I’m a big guy, 100kgs+ most of the time, so I don’t stress about a few grams here and there on the weight of my bike. That being said, it is obviously much lighter than the Felt. However I did the pick-up test (very unscientific) with my wife’s Boardman and the Boardman feels a little lighter. So if you’re a lightweight climbing junkie who does obsess about the weight you might want to bear it in mind. I’m never fast going up a hill so it means little to me.

It comes with Shimano Ultegra components except for the pedals which I opted to add. Really this was a vanity move, there was little difference between the standard pedals and the Ultegra. There’s lots of clearance for wide tyres, 28 or more fit easily. I have also fitted clip on mudgaurds for the winter and again, there was no issue with clearence.

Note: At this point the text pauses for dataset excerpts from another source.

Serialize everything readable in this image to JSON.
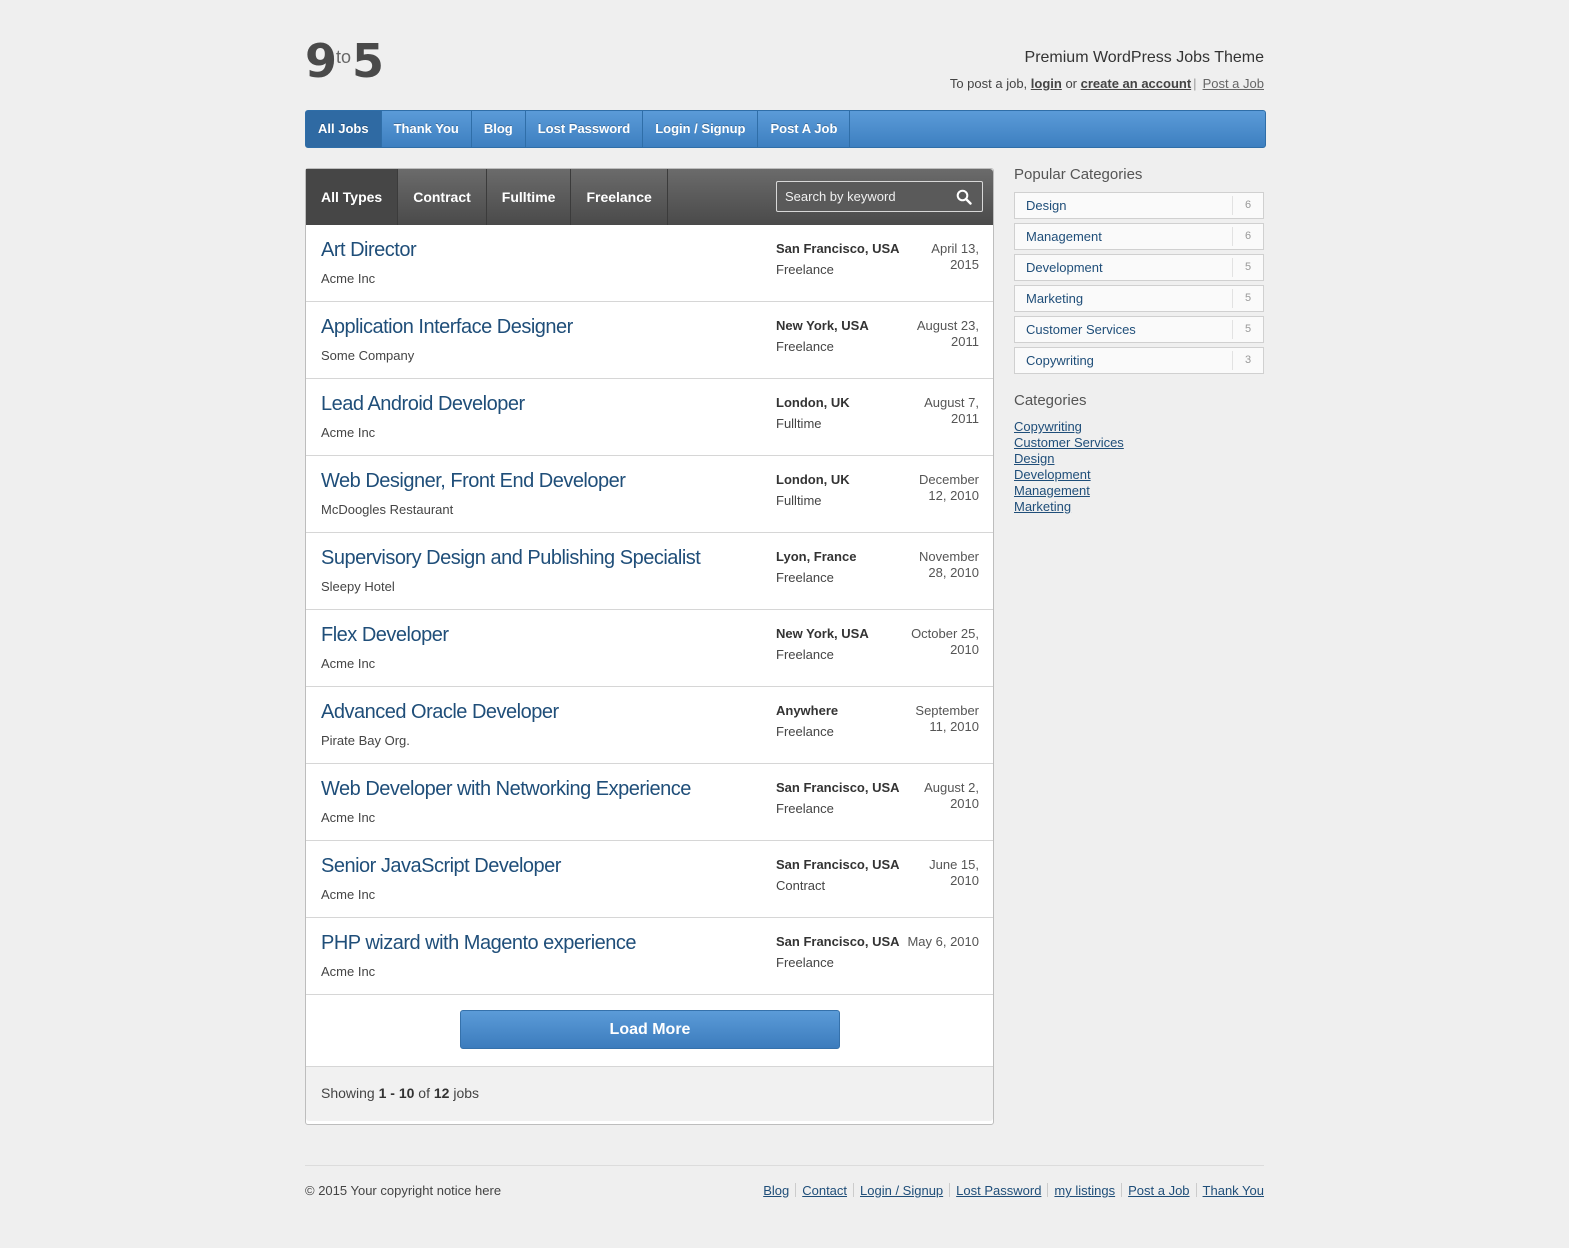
{
  "header": {
    "logo": {
      "left": "9",
      "middle": "to",
      "right": "5"
    },
    "tagline": "Premium WordPress Jobs Theme",
    "post_prefix": "To post a job, ",
    "login_label": "login",
    "or_text": " or ",
    "create_label": "create an account",
    "sep": "|",
    "post_job_label": "Post a Job"
  },
  "nav": {
    "items": [
      {
        "label": "All Jobs",
        "active": true
      },
      {
        "label": "Thank You"
      },
      {
        "label": "Blog"
      },
      {
        "label": "Lost Password"
      },
      {
        "label": "Login / Signup"
      },
      {
        "label": "Post A Job"
      }
    ]
  },
  "filters": {
    "types": [
      "All Types",
      "Contract",
      "Fulltime",
      "Freelance"
    ],
    "search_placeholder": "Search by keyword"
  },
  "jobs": [
    {
      "title": "Art Director",
      "company": "Acme Inc",
      "location": "San Francisco, USA",
      "type": "Freelance",
      "date": "April 13, 2015"
    },
    {
      "title": "Application Interface Designer",
      "company": "Some Company",
      "location": "New York, USA",
      "type": "Freelance",
      "date": "August 23, 2011"
    },
    {
      "title": "Lead Android Developer",
      "company": "Acme Inc",
      "location": "London, UK",
      "type": "Fulltime",
      "date": "August 7, 2011"
    },
    {
      "title": "Web Designer, Front End Developer",
      "company": "McDoogles Restaurant",
      "location": "London, UK",
      "type": "Fulltime",
      "date": "December 12, 2010"
    },
    {
      "title": "Supervisory Design and Publishing Specialist",
      "company": "Sleepy Hotel",
      "location": "Lyon, France",
      "type": "Freelance",
      "date": "November 28, 2010"
    },
    {
      "title": "Flex Developer",
      "company": "Acme Inc",
      "location": "New York, USA",
      "type": "Freelance",
      "date": "October 25, 2010"
    },
    {
      "title": "Advanced Oracle Developer",
      "company": "Pirate Bay Org.",
      "location": "Anywhere",
      "type": "Freelance",
      "date": "September 11, 2010"
    },
    {
      "title": "Web Developer with Networking Experience",
      "company": "Acme Inc",
      "location": "San Francisco, USA",
      "type": "Freelance",
      "date": "August 2, 2010"
    },
    {
      "title": "Senior JavaScript Developer",
      "company": "Acme Inc",
      "location": "San Francisco, USA",
      "type": "Contract",
      "date": "June 15, 2010"
    },
    {
      "title": "PHP wizard with Magento experience",
      "company": "Acme Inc",
      "location": "San Francisco, USA",
      "type": "Freelance",
      "date": "May 6, 2010"
    }
  ],
  "load_more_label": "Load More",
  "showing": {
    "prefix": "Showing ",
    "range": "1 - 10",
    "of": " of ",
    "total": "12",
    "suffix": " jobs"
  },
  "sidebar": {
    "popular_title": "Popular Categories",
    "popular": [
      {
        "label": "Design",
        "count": "6"
      },
      {
        "label": "Management",
        "count": "6"
      },
      {
        "label": "Development",
        "count": "5"
      },
      {
        "label": "Marketing",
        "count": "5"
      },
      {
        "label": "Customer Services",
        "count": "5"
      },
      {
        "label": "Copywriting",
        "count": "3"
      }
    ],
    "categories_title": "Categories",
    "categories": [
      "Copywriting",
      "Customer Services",
      "Design",
      "Development",
      "Management",
      "Marketing"
    ]
  },
  "footer": {
    "copyright": "© 2015 Your copyright notice here",
    "links": [
      "Blog",
      "Contact",
      "Login / Signup",
      "Lost Password",
      "my listings",
      "Post a Job",
      "Thank You"
    ]
  },
  "colors": {
    "accent": "#4a8bcc",
    "link": "#1f4e79",
    "filterbar": "#555555"
  }
}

The bike is an eye-catcher, you will stand out from the crowd at a sportive. The bright orange hubs, bright orange cables and flashing on the frame and saddle pop when set against the black background of the rest of the bike. It remains to be seen whether I will be able to get the same orange colouring when it comes time to replace wheels and cables.

Another distinguishing feature is a loud freewheel hub noise. This is not annoying and in fact proved useful to me when I was cycling in Wales during the summer, my ride partners commenting that they could always hear me coming up behind them on the descents.

Descending is where this bike really comes into its own. The big feature is the hydraulic disc brakes. It’s very hard to explain how much better disc brakes are when descending over rim brakes, particularly when it’s damp which is basically all the time in Ireland. The confidence that comes from knowing your stopping distance is greatly less than the person next to you is difficult to quantify. Safe to say that you can have a lot of fun on a road you know well throwing yourself down the hill in the complete knowledge that the brakes will slow you down to a reasonable speed in a much shorter distance than any rim brake you want to mention. The disc brakes are great on the commute as well, stopping suddenly when needed for the rogue car that pulls out in front of you or the ubiquitous dog off a lead on a cycle track.

I have two minor quibbles, the first being that I am slightly concerned about replacing components with like for like colours when the time comes. This is pure vanity. The second, and this is more to do with Shimano than the bike, twice the front derailleur has become clogged up with road gunk and refused to budge, no doubt brought on by the state of Irish roads in the winter and probably by a lack of TLC from me.

Ed Rating: 9/10

The Cube can do all the commuting, training miles, club runs and sportive rides that you would ever want and handle all of these things while keeping you comfortable and confident in your machine. I can attest from direct experience that 600+ kilometres in five days and not have a sore back, knees, elbows etc. I expect you could race on it as well but I have never tried so I won’t venture to comment. I can say with confidence that I’ve never had so much fun descending as I have on this bike.

You’re going to have to work very hard to find a better bike for your money in this price range.

PS: I purchased the bike from The Hub Bike for Life in Limerick. They have been extremely helpful at point of sale and also with after sales service. I would recommend them to anyone living in the Limerick area for all of your cycling needs.